James Williamson concentrated on making films taking action from one place shown in one shot to the next shown in another shot in films like ''Stop Thief!'' and ''Fire!'', made in 1901, and many others. He also experimented with the close-up, and made perhaps the most extreme one of all in ''The Big Swallow'', when his character approaches the camera and appears to swallow it. These two film makers of the Brighton School also pioneered the editing of the film; they tinted their work with color and used trick photography to enhance the narrative. By 1900, their films were extended scenes of up to 5 minutes long.
Other filmmakers then took up all these ideas including the American Edwin S. Porter, who started making films for the Edison Company in 1901. Porter worked on a number of minor films before making ''Life of an American Fireman'' in 1903. The film was the first American film with a plot, featuring action, and even a closeup of a hand pulling a fire alarm. The film comprised a continuous narrative over seven scenes, rendered in a total of nine shots.〔Originally in ''Edison Films'' catalog, February 1903, 2-3; reproduced in Charles Musser, ''Before the Nickelodeon: Edwin S. Porter and the Edison Manufacturing Company'' (Berkeley: University of California Press, 1991), 216-18.〕 He put a dissolve between every shot, just as Georges Méliès was already doing, and he frequently had the same action repeated across the dissolves.
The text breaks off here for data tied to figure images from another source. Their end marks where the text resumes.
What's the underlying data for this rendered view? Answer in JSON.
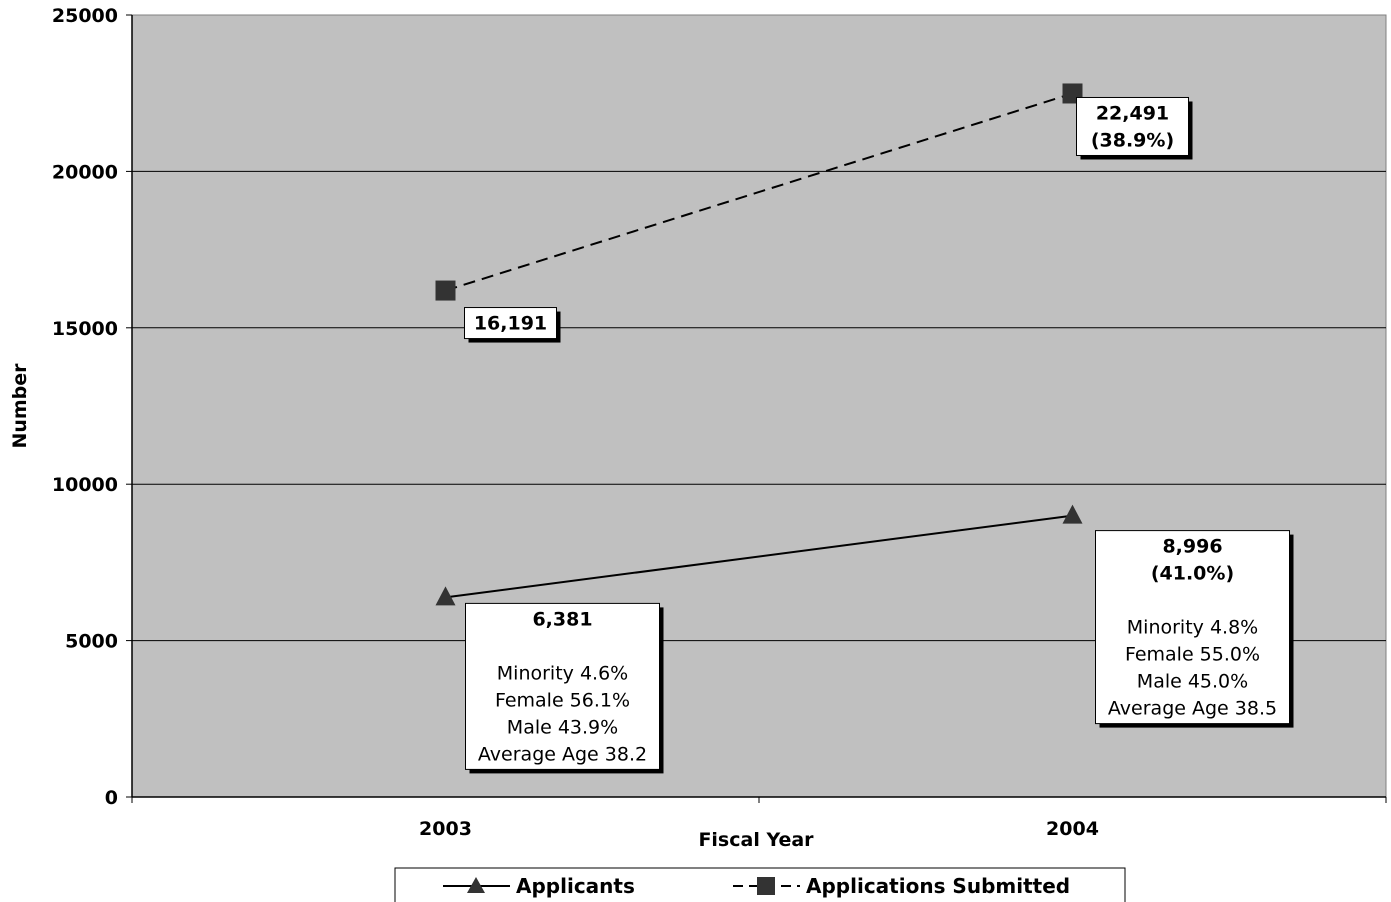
{
  "chart_data": {
    "type": "line",
    "title": "",
    "xlabel": "Fiscal Year",
    "ylabel": "Number",
    "categories": [
      "2003",
      "2004"
    ],
    "ylim": [
      0,
      25000
    ],
    "yticks": [
      0,
      5000,
      10000,
      15000,
      20000,
      25000
    ],
    "yticks_labels": [
      "0",
      "5000",
      "10000",
      "15000",
      "20000",
      "25000"
    ],
    "grid": true,
    "plot_background": "#c0c0c0",
    "legend_position": "bottom",
    "series": [
      {
        "name": "Applicants",
        "values": [
          6381,
          8996
        ],
        "line_style": "solid",
        "marker": "triangle",
        "color": "#000000",
        "marker_color": "#333333",
        "labels": [
          {
            "bold": [
              "6,381"
            ],
            "normal": [
              "Minority 4.6%",
              "Female 56.1%",
              "Male 43.9%",
              "Average Age 38.2"
            ]
          },
          {
            "bold": [
              "8,996",
              "(41.0%)"
            ],
            "normal": [
              "Minority 4.8%",
              "Female 55.0%",
              "Male 45.0%",
              "Average Age 38.5"
            ]
          }
        ]
      },
      {
        "name": "Applications Submitted",
        "values": [
          16191,
          22491
        ],
        "line_style": "dashed",
        "marker": "square",
        "color": "#000000",
        "marker_color": "#333333",
        "labels": [
          {
            "bold": [
              "16,191"
            ],
            "normal": []
          },
          {
            "bold": [
              "22,491",
              "(38.9%)"
            ],
            "normal": []
          }
        ]
      }
    ]
  }
}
His film, ''The Great Train Robbery'' (1903), had a running time of twelve minutes, with twenty separate shots and ten different indoor and outdoor locations. He used cross-cutting editing method to show simultaneous action in different places.
These early film directors discovered important aspects of motion picture language: that the screen image does not need to show a complete person from head to toe and that splicing together two shots creates in the viewer's mind a contextual relationship. These were the key discoveries that made all non-live or non live-on-videotape narrative motion pictures and television possible—that shots (in this case whole scenes since each shot is a complete scene) can be photographed at widely different locations over a period of time (hours, days or even months) and combined into a narrative whole.〔Arthur Knight (1957). p. 25.〕 That is, ''The Great Train Robbery'' contains scenes shot on sets of a telegraph station, a railroad car interior, and a dance hall, with outdoor scenes at a railroad water tower, on the train itself, at a point along the track, and in the woods. But when the robbers leave the telegraph station interior (set) and emerge at the water tower, the audience believes they went immediately from one to the other. Or that when they climb on the train in one shot and enter the baggage car (a set) in the next, the audience believes they are on the same train.
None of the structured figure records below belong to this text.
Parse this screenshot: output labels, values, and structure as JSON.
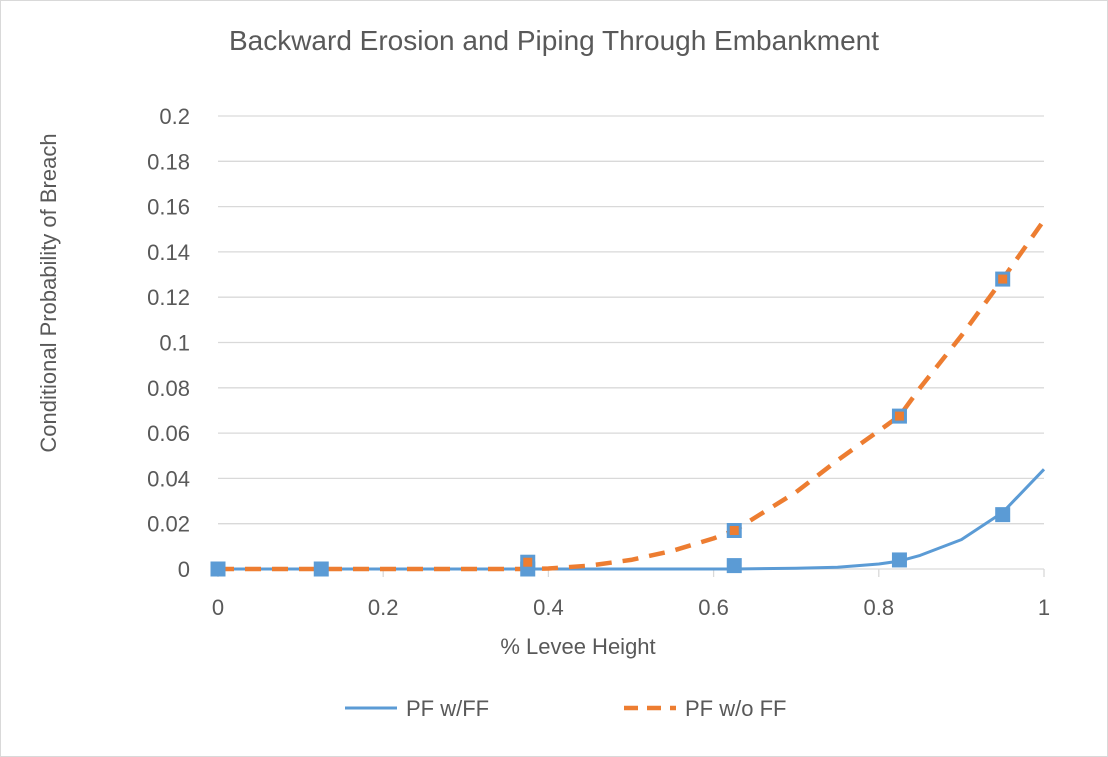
{
  "chart_data": {
    "type": "line",
    "title": "Backward Erosion and Piping Through Embankment",
    "xlabel": "% Levee Height",
    "ylabel": "Conditional Probability of Breach",
    "xlim": [
      0,
      1
    ],
    "ylim": [
      0,
      0.2
    ],
    "x_ticks": [
      "0",
      "0.2",
      "0.4",
      "0.6",
      "0.8",
      "1"
    ],
    "y_ticks": [
      "0",
      "0.02",
      "0.04",
      "0.06",
      "0.08",
      "0.1",
      "0.12",
      "0.14",
      "0.16",
      "0.18",
      "0.2"
    ],
    "grid": "horizontal",
    "legend_position": "bottom",
    "series": [
      {
        "name": "PF w/FF",
        "style": "solid",
        "color": "#5b9bd5",
        "curve_x": [
          0,
          0.375,
          0.625,
          0.7,
          0.75,
          0.8,
          0.825,
          0.85,
          0.9,
          0.95,
          1.0
        ],
        "curve_y": [
          0,
          0,
          0,
          0.0003,
          0.0008,
          0.0022,
          0.0035,
          0.006,
          0.013,
          0.025,
          0.044
        ],
        "markers_x": [
          0,
          0.125,
          0.375,
          0.625,
          0.825,
          0.95
        ],
        "markers_y": [
          0,
          0,
          0,
          0.0015,
          0.004,
          0.024
        ]
      },
      {
        "name": "PF w/o FF",
        "style": "dashed",
        "color": "#ed7d31",
        "curve_x": [
          0,
          0.375,
          0.4,
          0.45,
          0.5,
          0.55,
          0.6,
          0.625,
          0.7,
          0.75,
          0.8,
          0.825,
          0.85,
          0.9,
          0.95,
          1.0
        ],
        "curve_y": [
          0,
          0,
          0.0002,
          0.0015,
          0.004,
          0.008,
          0.0135,
          0.017,
          0.034,
          0.048,
          0.061,
          0.0675,
          0.08,
          0.103,
          0.128,
          0.154
        ],
        "markers_x": [
          0.375,
          0.625,
          0.825,
          0.95
        ],
        "markers_y": [
          0.003,
          0.017,
          0.0675,
          0.128
        ]
      }
    ]
  },
  "colors": {
    "marker_fill": "#5b9bd5",
    "gridline": "#d9d9d9",
    "text": "#595959"
  }
}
Sometime around 1918, Russian director Lev Kuleshov did an experiment that proves this point. (See Kuleshov Experiment) He took an old film clip of a head shot of a noted Russian actor and intercut the shot with a shot of a bowl of soup, then with a child playing with a teddy bear, then with a shot an elderly woman in a casket. When he showed the film to people they praised the actor's acting—the hunger in his face when he saw the soup, the delight in the child, and the grief when looking at the dead woman.〔Arthur Knight (1957). pp. 72-73.〕 Of course, the shot of the actor was years before the other shots and he never "saw" any of the items. The simple act of juxtaposing the shots in a sequence made the relationship.